Da tempo abbiamo voltato le spalle alla speranza nella storia. Dal principio speranza di Ernst Bloch siamo scivolati al principio disperazione di Gunther Anders; la teologia della speranza di Jurgen Moltmann si spense nell’angoscia di un’epoca che non vede spiragli oltre sé stessa e vive ripiegata nel presente. Ne scrissi in un saggio intitolato non a caso Dispera bene.

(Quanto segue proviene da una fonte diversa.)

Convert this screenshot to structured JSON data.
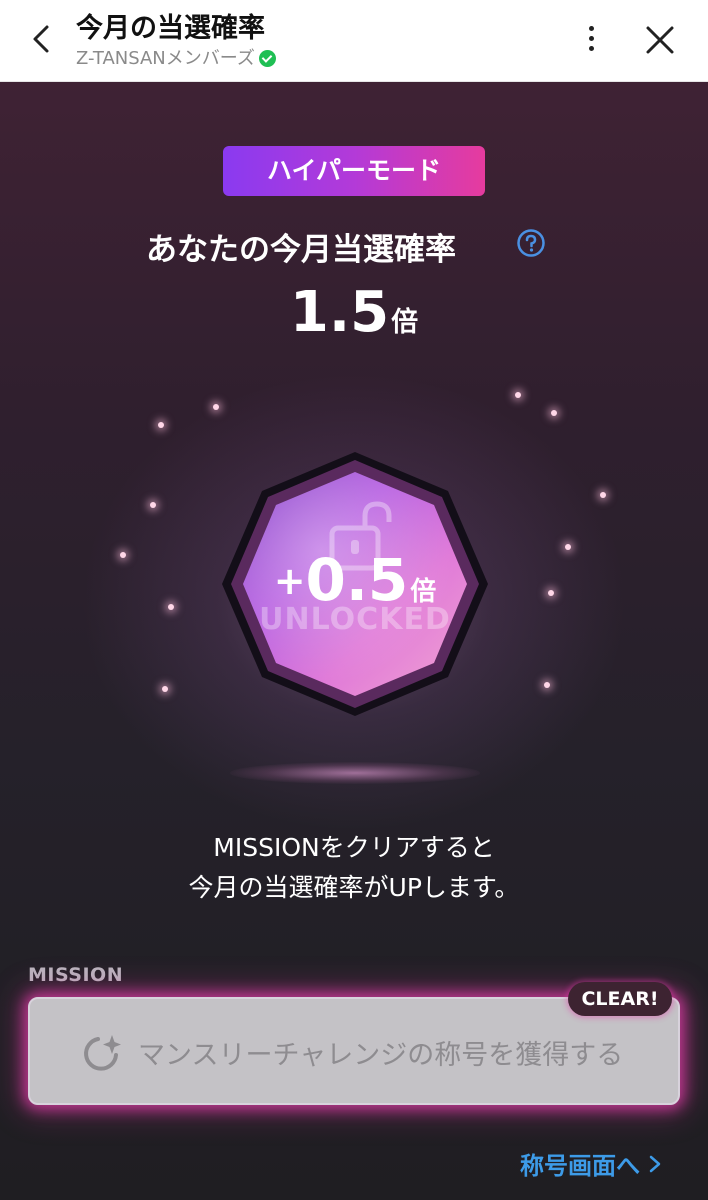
{
  "header": {
    "title": "今月の当選確率",
    "subtitle": "Z-TANSANメンバーズ"
  },
  "main": {
    "mode_badge": "ハイパーモード",
    "probability_label": "あなたの今月当選確率",
    "rate_value": "1.5",
    "rate_unit": "倍",
    "badge": {
      "plus": "+",
      "value": "0.5",
      "unit": "倍",
      "status": "UNLOCKED"
    },
    "description": [
      "MISSIONをクリアすると",
      "今月の当選確率がUPします。"
    ]
  },
  "mission": {
    "heading": "MISSION",
    "status_badge": "CLEAR!",
    "text": "マンスリーチャレンジの称号を獲得する"
  },
  "footer": {
    "link_label": "称号画面へ"
  },
  "colors": {
    "mode_gradient_start": "#8a3af0",
    "mode_gradient_end": "#e63b9e",
    "link": "#3d9be8",
    "mission_glow": "#e43caa",
    "help_icon": "#4a90e2"
  },
  "icons": {
    "back": "chevron-left-icon",
    "more": "more-vertical-icon",
    "close": "close-icon",
    "verified": "verified-icon",
    "help": "help-circle-icon",
    "lock": "unlocked-padlock-icon",
    "mission": "badge-sparkle-icon",
    "link_arrow": "chevron-right-icon"
  }
}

È venuta meno non solo la speranza progressista che le cose possano cambiare ma si è persa pure la speranza conservatrice che le cose possano durare. Da lì sorge l’epoca dell’angoscia in cui viviamo: è curioso notare che questa definizione della nostra società sia stata applicata da Eric Dodds, e da una famosa mostra a Roma, alla tarda romanità del terzo secolo. Allora un mondo era tramontato, un altro non ancora sorto. E ora? Per superare l’angoscia non basta dunque ripristinare la parola speranza o l’utopia, appese al nulla: si tratta di darle un corpo, un’anima, una storia, un ritrovato senso dell’essere, non più smarrito nella foga del divenire e nell’angoscia di deperire, fino a scomparire. Anche la comunità, il noi, non è un semplice enunciato altruistico ma passa dai legami reali, carnali e spirituali, naturali e culturali in cui viviamo. Predisporsi alla nascita del nuovo significa aprirsi alla natalità e a un pensiero natale o neonato. Dopo Nonna Speranza nascerà sua nipote e porterà il suo nome.